A striking aspect of much past-life therapy, when seen for the first time by an observer, is the obvious physical involvement of the client in the story that is being relived. In many sessions the client doesn’t just sit or lie passively recounting an inner vision of a past life with his or her eyes closed. Instead he or she may be subject to the most dramatic convulsions, contortions, heavings, and thrashings imaginable. One client may clutch his chest in apparent pain as he recounts a sword wound, another may turn almost blue during a choking fit as she remembers a strangulation, while yet another may become rigidly fixed with arms above the head as he remembers being tied to a post during torture.

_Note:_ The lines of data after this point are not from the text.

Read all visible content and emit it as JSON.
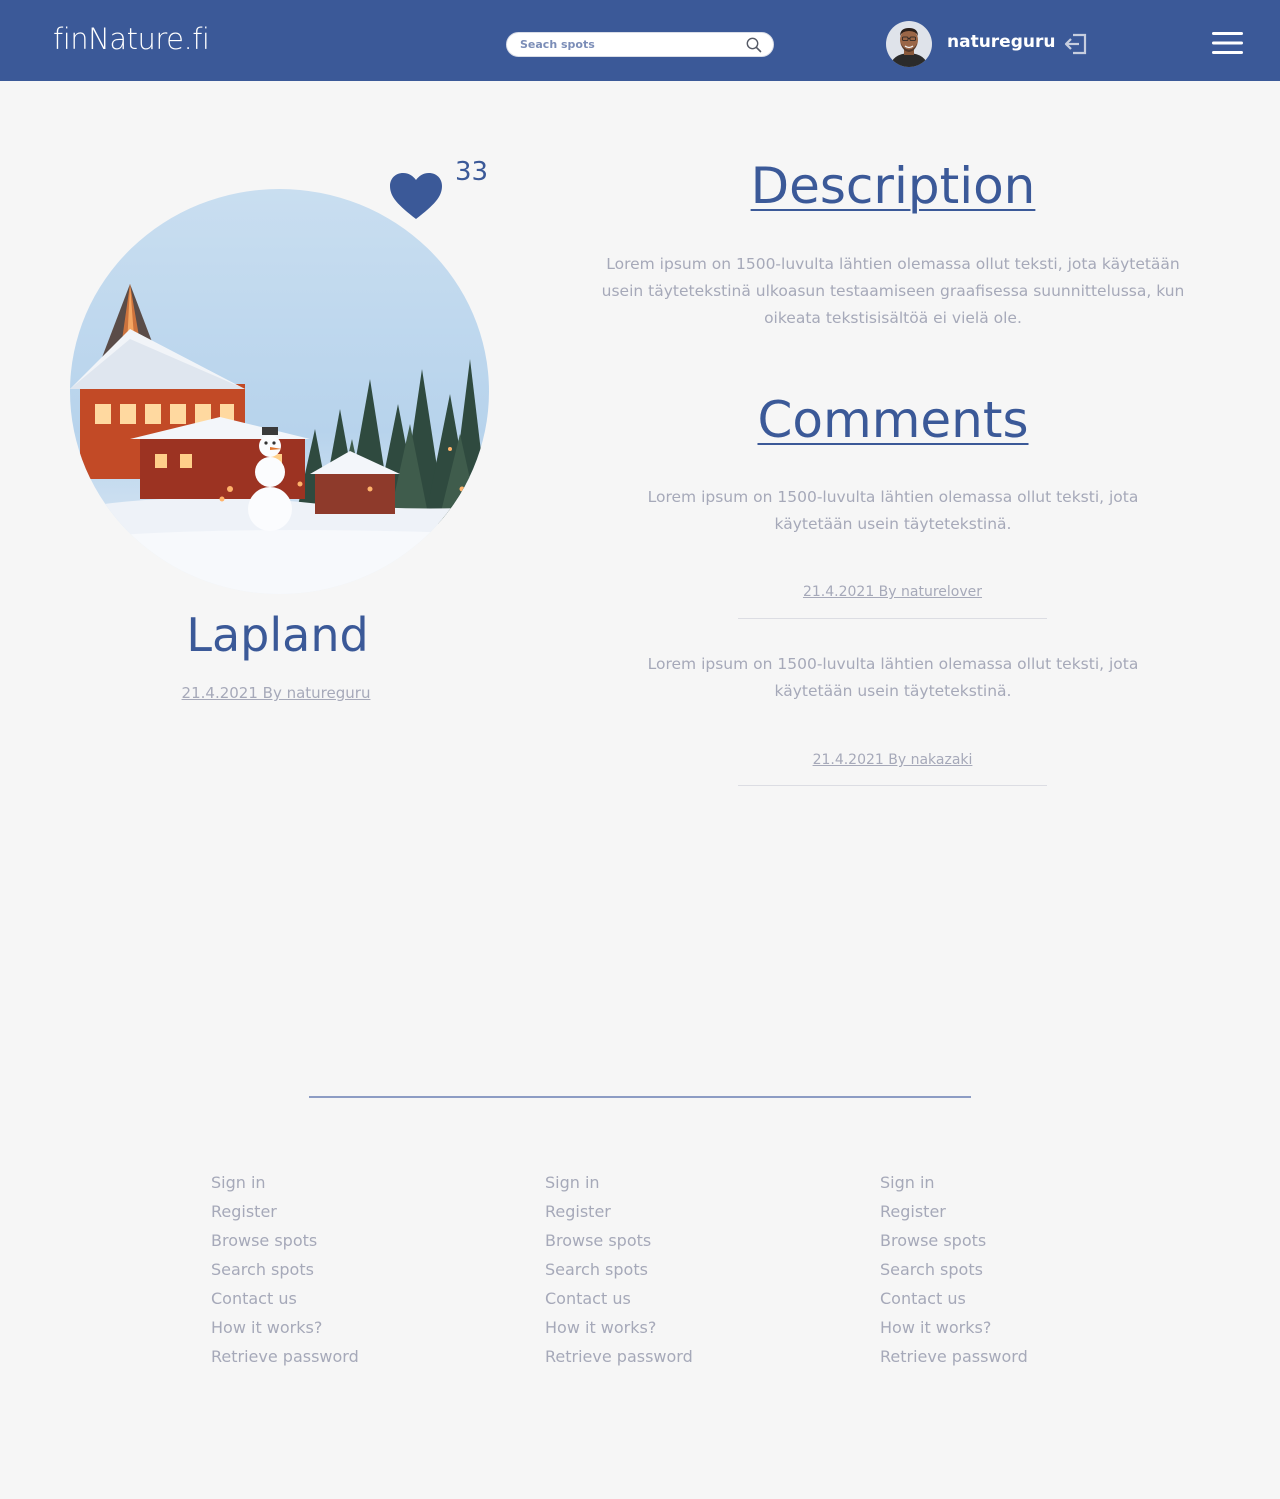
{
  "header": {
    "logo": "finNature.fi",
    "search_placeholder": "Seach spots",
    "username": "natureguru"
  },
  "spot": {
    "title": "Lapland",
    "likes": "33",
    "meta": "21.4.2021 By natureguru"
  },
  "description": {
    "heading": "Description",
    "text": "Lorem ipsum on 1500-luvulta lähtien olemassa ollut teksti, jota käytetään usein täytetekstinä ulkoasun testaamiseen graafisessa suunnittelussa, kun oikeata tekstisisältöä ei vielä ole."
  },
  "comments": {
    "heading": "Comments",
    "items": [
      {
        "text": "Lorem ipsum on 1500-luvulta lähtien olemassa ollut teksti, jota käytetään usein täytetekstinä.",
        "meta": "21.4.2021 By naturelover"
      },
      {
        "text": "Lorem ipsum on 1500-luvulta lähtien olemassa ollut teksti, jota käytetään usein täytetekstinä.",
        "meta": "21.4.2021 By nakazaki"
      }
    ]
  },
  "footer": {
    "columns": [
      [
        "Sign in",
        "Register",
        "Browse spots",
        "Search spots",
        "Contact us",
        "How it works?",
        "Retrieve password"
      ],
      [
        "Sign in",
        "Register",
        "Browse spots",
        "Search spots",
        "Contact us",
        "How it works?",
        "Retrieve password"
      ],
      [
        "Sign in",
        "Register",
        "Browse spots",
        "Search spots",
        "Contact us",
        "How it works?",
        "Retrieve password"
      ]
    ]
  },
  "icons": {
    "search": "search-icon",
    "logout": "logout-icon",
    "menu": "hamburger-menu-icon",
    "like": "heart-icon"
  },
  "colors": {
    "brand": "#3b5998",
    "muted_text": "#a6a9b9",
    "background": "#f6f6f6"
  }
}
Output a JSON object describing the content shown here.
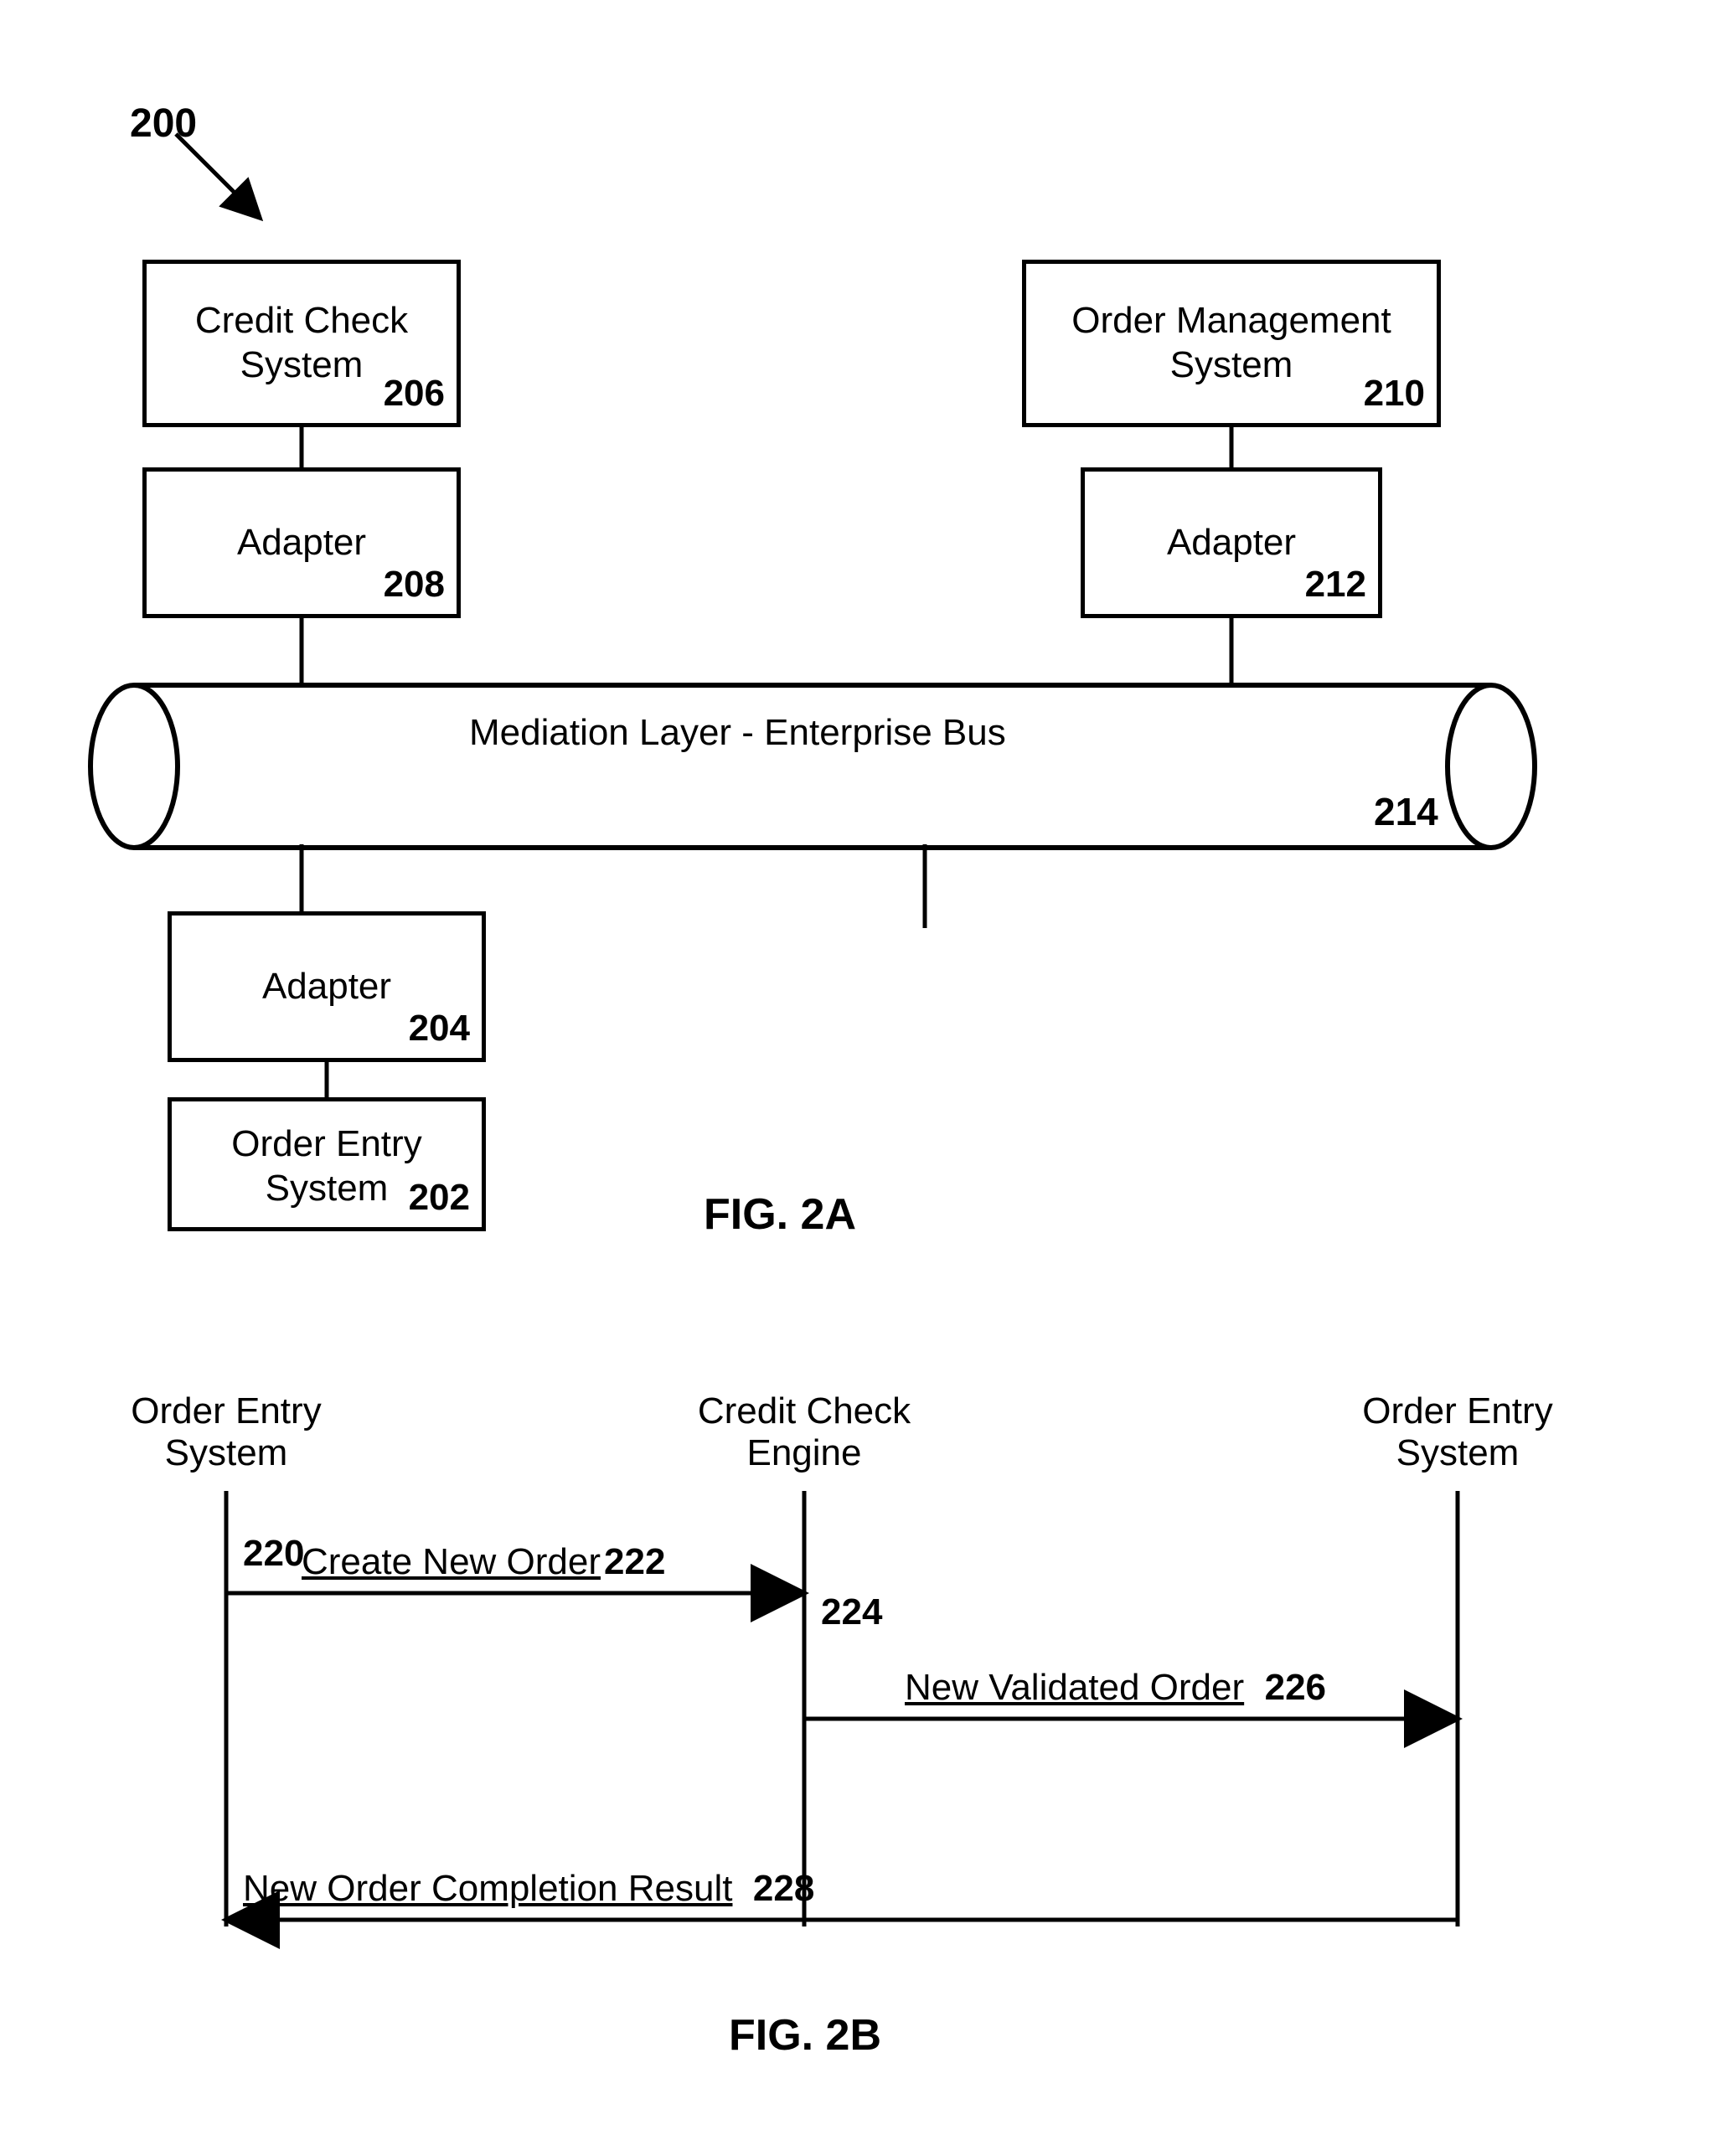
{
  "fig2a": {
    "ref_overall": "200",
    "credit_check": {
      "label_l1": "Credit Check",
      "label_l2": "System",
      "ref": "206"
    },
    "adapter_cc": {
      "label": "Adapter",
      "ref": "208"
    },
    "order_mgmt": {
      "label_l1": "Order Management",
      "label_l2": "System",
      "ref": "210"
    },
    "adapter_om": {
      "label": "Adapter",
      "ref": "212"
    },
    "bus": {
      "label": "Mediation Layer - Enterprise Bus",
      "ref": "214"
    },
    "adapter_oe": {
      "label": "Adapter",
      "ref": "204"
    },
    "order_entry": {
      "label_l1": "Order Entry",
      "label_l2": "System",
      "ref": "202"
    },
    "caption": "FIG. 2A"
  },
  "fig2b": {
    "oe_left": {
      "label_l1": "Order Entry",
      "label_l2": "System",
      "ref": "220"
    },
    "cc_engine": {
      "label_l1": "Credit Check",
      "label_l2": "Engine",
      "ref": "224"
    },
    "oe_right": {
      "label_l1": "Order Entry",
      "label_l2": "System"
    },
    "msg_create": {
      "text": "Create New Order",
      "ref": "222"
    },
    "msg_validated": {
      "text": "New Validated Order",
      "ref": "226"
    },
    "msg_result": {
      "text": "New Order Completion Result",
      "ref": "228"
    },
    "caption": "FIG. 2B"
  }
}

To the inexperienced observer this may appear distressing, if not dangerous. Even trained therapists (more often those using Freudian, cognitive, or purely verbal techniques) will come up to me after a particularly violent demonstration of the past-life technique and warn me of the dangers of provoking a psychotic break.

Yet for many therapists now practicing past-life therapy violent emotional release is not just a commonplace of our work but in many cases an essential part of it. More and more therapists are finding that all kinds of behavioral problems and complexes have traumatic under lays from past lives which are plainly physical as well as emotional. As a result, we are naturally finding ourselves using cathartic methods to release the old trauma. Seen from a historical perspective this kind of emphasis on the reliving of traumatic events and their treatment through abreactive or cathartic methods marks a return to the very approaches Freud abandoned eighty years ago in favor of his later psychology of the ego and its defense mechanisms.